Covariance estimation using h-statistics in Monte Carlo and multilevel Monte Carlo methods
Sharana Kumar Shivanand
TL;DR
This paper addresses unbiased covariance estimation for random fields arising in forward uncertainty quantification, introducing h-statistics to obtain closed-form mean-square-error expressions for both Monte Carlo (MC) and Multilevel Monte Carlo (MLMC) estimators. By deriving unbiased estimators of central moments and their multivariate extensions, the authors formulate MC and MLMC covariance estimators with provably unbiased sampling-error terms and explicit power-sum representations. They develop an h-statistics-based MLMC framework that preserves positive definiteness and provides optimal sample allocations across mesh levels, including a detailed complexity analysis. The methods are demonstrated on a 1D Poisson/steady-state heat equation with log-normal conductivity, showing substantial gains in accuracy and especially in computational efficiency: h-statistics MLMC can be significantly faster (e.g., ~16×) and cost-cutting (e.g., ~22% vs conventional MLMC) while maintaining high accuracy (relative errors within 1%).
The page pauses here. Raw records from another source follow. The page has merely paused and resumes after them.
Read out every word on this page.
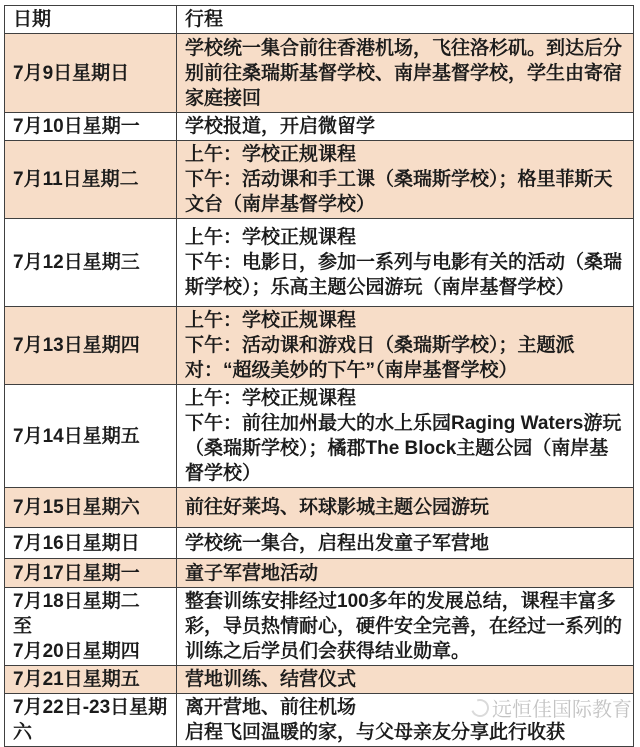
日期	行程

7月9日星期日	学校统一集合前往香港机场，飞往洛杉矶。到达后分别前往桑瑞斯基督学校、南岸基督学校，学生由寄宿家庭接回

7月10日星期一	学校报道，开启微留学

7月11日星期二	上午：学校正规课程
下午：活动课和手工课（桑瑞斯学校）；格里菲斯天文台（南岸基督学校）

7月12日星期三	上午：学校正规课程
下午：电影日，参加一系列与电影有关的活动（桑瑞斯学校）；乐高主题公园游玩（南岸基督学校）

7月13日星期四	上午：学校正规课程
下午：活动课和游戏日（桑瑞斯学校）；主题派对：“超级美妙的下午”（南岸基督学校）

7月14日星期五	上午：学校正规课程
下午：前往加州最大的水上乐园Raging Waters游玩（桑瑞斯学校）；橘郡The Block主题公园（南岸基督学校）

7月15日星期六	前往好莱坞、环球影城主题公园游玩

7月16日星期日	学校统一集合，启程出发童子军营地

7月17日星期一	童子军营地活动

7月18日星期二
至
7月20日星期四	整套训练安排经过100多年的发展总结，课程丰富多彩，导员热情耐心，硬件安全完善，在经过一系列的训练之后学员们会获得结业勋章。

7月21日星期五	营地训练、结营仪式

7月22日-23日星期六	离开营地、前往机场
启程飞回温暖的家，与父母亲友分享此行收获
远恒佳国际教育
Overall, the work offers unbiased, closed-form error control for covariance estimation in UQ applications and demonstrates practical benefits for PDE-based uncertainty propagation.
Abstract
We present novel Monte Carlo (MC) and multilevel Monte Carlo (MLMC) methods to determine the unbiased covariance of random variables using h-statistics. The advantage of this procedure lies in the unbiased construction of the estimator's mean square error in a closed form. This is in contrast to conventional MC and MLMC covariance estimators, which are based on biased mean square errors defined solely by upper bounds, particularly within the MLMC. The numerical results of the algorithms are demonstrated by estimating the covariance of the stochastic response of a simple 1D stochastic elliptic PDE such as Poisson's model.